Common Cryptosystems

  1. RSA Algorithm: RSA is the most commonly used public key algorithm, although it is vulnerable to attack. Named after its inventors, Ron Rivest, Adi Shamir and Len Adleman, of the MIT, RSA was first published in 1978. It is used for encryption as well as for electronic signatures (discussed later). RSA lets you choose the size of your public key. The 512-bit keys are considered insecure or weak. The 768-bit keys are secure from everything but 1024-bit keys are secure from virtually anything.
  2. Data Encryption Standards (DES): DES was developed by IBM in1974 in response to a public solicitation from the US Department of Commerce. It was adopted as a US federal standard in1977 and as a financial industry standard in1981. DES uses a 56-bit key to encrypt.

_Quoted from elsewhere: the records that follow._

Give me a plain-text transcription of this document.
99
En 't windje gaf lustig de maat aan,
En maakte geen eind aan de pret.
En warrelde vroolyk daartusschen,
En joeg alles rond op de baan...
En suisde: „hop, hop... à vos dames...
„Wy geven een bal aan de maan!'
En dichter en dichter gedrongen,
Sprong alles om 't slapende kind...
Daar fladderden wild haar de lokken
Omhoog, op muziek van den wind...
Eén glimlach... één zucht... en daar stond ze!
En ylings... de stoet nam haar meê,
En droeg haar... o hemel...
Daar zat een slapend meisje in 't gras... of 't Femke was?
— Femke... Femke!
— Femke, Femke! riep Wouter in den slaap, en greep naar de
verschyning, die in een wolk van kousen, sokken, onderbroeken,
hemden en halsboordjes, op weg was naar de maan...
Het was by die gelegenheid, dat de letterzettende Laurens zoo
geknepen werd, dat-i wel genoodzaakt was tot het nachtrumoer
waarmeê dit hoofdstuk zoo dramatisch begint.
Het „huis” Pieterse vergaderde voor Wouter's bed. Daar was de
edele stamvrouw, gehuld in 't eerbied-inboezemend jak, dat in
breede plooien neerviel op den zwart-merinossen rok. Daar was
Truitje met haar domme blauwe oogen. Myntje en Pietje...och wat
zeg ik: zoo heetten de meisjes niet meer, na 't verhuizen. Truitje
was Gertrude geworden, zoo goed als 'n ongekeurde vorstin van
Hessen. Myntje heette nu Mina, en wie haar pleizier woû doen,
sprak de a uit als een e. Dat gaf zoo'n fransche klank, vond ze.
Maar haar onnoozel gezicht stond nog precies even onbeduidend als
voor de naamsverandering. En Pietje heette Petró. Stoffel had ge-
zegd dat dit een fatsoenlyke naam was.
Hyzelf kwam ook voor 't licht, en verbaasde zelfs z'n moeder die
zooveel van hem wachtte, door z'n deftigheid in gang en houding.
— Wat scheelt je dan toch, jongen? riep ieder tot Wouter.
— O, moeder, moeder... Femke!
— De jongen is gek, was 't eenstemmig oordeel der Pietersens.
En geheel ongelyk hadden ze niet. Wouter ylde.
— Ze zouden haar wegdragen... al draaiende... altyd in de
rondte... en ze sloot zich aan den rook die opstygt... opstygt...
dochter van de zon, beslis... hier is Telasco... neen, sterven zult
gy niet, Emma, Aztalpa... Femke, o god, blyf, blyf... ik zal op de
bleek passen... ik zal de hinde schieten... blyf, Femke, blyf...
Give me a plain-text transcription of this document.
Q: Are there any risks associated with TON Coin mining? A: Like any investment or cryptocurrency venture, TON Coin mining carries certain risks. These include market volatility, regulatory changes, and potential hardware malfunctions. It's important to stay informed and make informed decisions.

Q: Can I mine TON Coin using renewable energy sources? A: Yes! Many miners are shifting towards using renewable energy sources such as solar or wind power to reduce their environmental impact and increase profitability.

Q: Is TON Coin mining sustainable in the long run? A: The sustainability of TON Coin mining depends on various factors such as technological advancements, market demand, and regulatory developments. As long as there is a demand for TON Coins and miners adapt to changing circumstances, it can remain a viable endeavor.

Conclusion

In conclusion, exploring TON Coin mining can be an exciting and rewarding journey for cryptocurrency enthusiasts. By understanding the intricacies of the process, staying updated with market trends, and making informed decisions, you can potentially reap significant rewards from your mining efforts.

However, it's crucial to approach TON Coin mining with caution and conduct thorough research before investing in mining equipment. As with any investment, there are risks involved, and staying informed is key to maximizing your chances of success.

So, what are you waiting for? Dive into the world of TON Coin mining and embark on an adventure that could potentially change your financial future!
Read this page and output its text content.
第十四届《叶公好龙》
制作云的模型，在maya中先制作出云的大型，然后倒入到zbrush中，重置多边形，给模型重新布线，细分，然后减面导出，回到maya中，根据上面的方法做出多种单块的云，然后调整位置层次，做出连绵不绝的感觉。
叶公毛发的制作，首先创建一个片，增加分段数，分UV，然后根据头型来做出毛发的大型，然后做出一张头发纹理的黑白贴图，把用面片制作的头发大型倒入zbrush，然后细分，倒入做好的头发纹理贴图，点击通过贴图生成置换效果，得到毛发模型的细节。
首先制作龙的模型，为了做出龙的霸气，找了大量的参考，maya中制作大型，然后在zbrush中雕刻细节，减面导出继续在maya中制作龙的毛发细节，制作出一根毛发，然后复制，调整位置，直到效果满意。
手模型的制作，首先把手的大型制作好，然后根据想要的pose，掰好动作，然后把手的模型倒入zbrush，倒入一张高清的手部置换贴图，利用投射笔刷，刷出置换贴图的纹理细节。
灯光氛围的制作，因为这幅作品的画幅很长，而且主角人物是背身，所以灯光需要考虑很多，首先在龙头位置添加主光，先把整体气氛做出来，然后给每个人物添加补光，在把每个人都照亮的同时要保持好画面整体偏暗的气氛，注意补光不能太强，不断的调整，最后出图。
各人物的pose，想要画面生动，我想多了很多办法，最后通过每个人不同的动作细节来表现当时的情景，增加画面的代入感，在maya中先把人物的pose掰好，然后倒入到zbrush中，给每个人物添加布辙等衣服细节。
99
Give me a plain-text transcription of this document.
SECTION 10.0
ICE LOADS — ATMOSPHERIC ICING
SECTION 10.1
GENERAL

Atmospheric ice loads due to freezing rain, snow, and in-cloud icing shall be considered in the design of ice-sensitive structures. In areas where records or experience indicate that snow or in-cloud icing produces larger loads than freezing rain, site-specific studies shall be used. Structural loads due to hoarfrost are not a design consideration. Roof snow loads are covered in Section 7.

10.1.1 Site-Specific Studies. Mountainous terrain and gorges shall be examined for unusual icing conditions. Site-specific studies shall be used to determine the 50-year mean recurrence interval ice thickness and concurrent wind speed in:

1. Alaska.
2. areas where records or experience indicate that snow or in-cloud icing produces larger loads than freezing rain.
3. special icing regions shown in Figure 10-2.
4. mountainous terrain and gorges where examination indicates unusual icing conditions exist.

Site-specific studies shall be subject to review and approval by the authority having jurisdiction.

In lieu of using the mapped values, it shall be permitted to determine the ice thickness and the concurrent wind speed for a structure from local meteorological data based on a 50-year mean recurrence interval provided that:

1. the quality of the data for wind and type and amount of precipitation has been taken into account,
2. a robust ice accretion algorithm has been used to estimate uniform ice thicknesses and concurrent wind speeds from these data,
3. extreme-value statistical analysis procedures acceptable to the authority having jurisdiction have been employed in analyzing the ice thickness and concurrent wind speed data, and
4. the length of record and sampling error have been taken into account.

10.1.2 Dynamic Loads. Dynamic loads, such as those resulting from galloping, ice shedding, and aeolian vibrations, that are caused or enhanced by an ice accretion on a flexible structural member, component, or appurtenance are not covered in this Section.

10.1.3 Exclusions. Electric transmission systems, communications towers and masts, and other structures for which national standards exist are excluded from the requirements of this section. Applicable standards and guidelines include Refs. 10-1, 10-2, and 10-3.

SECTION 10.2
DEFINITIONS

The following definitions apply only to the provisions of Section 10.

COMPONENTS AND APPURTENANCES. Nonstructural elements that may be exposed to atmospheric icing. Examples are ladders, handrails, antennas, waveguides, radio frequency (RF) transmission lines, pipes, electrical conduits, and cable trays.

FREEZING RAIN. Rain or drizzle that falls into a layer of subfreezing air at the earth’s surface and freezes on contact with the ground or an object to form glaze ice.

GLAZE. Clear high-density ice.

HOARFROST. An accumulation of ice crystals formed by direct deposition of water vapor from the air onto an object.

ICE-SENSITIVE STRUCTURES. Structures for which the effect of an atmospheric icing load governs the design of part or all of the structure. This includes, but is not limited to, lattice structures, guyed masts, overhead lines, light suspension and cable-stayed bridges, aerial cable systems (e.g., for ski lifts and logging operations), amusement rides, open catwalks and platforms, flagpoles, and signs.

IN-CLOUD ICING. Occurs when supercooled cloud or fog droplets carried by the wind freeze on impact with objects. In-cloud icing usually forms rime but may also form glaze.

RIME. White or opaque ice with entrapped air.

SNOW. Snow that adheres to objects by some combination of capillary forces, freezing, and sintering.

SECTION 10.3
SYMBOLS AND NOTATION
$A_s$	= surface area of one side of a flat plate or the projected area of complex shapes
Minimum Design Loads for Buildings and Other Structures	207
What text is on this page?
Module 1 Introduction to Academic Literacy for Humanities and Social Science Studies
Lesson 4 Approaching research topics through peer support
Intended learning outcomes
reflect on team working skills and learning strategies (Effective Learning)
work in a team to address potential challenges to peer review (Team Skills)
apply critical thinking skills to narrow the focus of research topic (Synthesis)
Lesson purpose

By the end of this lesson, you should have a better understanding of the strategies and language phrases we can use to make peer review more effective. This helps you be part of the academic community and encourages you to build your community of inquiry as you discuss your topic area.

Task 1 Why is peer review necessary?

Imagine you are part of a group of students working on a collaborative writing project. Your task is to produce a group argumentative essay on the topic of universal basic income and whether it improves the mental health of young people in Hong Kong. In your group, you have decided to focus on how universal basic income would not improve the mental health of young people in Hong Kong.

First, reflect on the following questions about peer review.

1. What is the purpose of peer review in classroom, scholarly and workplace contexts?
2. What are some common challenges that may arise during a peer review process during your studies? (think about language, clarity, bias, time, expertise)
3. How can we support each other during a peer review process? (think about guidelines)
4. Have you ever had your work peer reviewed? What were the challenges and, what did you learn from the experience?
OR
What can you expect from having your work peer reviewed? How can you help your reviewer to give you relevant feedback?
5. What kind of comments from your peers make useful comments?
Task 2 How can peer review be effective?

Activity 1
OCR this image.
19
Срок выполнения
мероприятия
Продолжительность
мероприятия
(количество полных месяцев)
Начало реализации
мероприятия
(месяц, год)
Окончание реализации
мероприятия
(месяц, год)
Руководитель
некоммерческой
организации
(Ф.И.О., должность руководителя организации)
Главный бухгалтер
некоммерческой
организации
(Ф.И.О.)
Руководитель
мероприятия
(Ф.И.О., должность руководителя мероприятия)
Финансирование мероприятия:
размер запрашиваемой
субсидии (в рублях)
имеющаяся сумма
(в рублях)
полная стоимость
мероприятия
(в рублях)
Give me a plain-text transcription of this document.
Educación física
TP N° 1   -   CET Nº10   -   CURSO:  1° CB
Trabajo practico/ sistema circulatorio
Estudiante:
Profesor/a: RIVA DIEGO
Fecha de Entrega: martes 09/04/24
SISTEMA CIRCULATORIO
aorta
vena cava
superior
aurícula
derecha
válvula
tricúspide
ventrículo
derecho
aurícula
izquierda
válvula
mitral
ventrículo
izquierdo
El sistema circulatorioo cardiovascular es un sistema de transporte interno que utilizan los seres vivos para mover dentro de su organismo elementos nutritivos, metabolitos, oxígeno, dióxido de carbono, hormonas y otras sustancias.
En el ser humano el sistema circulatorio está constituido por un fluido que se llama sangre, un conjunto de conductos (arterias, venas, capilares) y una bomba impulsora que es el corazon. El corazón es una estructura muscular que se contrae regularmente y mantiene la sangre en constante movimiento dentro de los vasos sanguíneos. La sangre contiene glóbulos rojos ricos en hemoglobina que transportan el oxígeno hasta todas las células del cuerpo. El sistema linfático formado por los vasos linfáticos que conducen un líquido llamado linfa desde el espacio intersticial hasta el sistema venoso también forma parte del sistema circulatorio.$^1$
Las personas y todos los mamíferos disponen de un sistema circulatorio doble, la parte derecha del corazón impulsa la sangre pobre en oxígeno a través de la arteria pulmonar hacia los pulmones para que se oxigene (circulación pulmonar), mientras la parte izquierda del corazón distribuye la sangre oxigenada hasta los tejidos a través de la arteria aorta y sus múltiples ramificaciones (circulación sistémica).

  3. 3DES: A stronger version of DES, called 3DES or Triple DES, uses three 56-bit keys to encrypt each block. The first key encrypts the data block, the second key decrypts the data block, and the third key encrypts the same data block again. The 3DES version requires a 168-bit key that makes the process quite secure and much safer than plain DES.
  4. RC4: RC4 was designed by Ron Rivest RSA Data Security Inc. this variable-length cipher is widely used on the Internet as the bulk encryption cipher in the SSL protocol, with key length ranging from 40 to 128 bits. RC4 has a repudiation of being very fast.
  5. IDEA: IDEA (International Data Encryption Algorithm) was created in Switzerland it offers very strong encryption using 1 128-bit key to encrypt 64-bit blocks. This system is widely used as the bulk encryption cipher in older version of Pretty Good Privacy(PGP).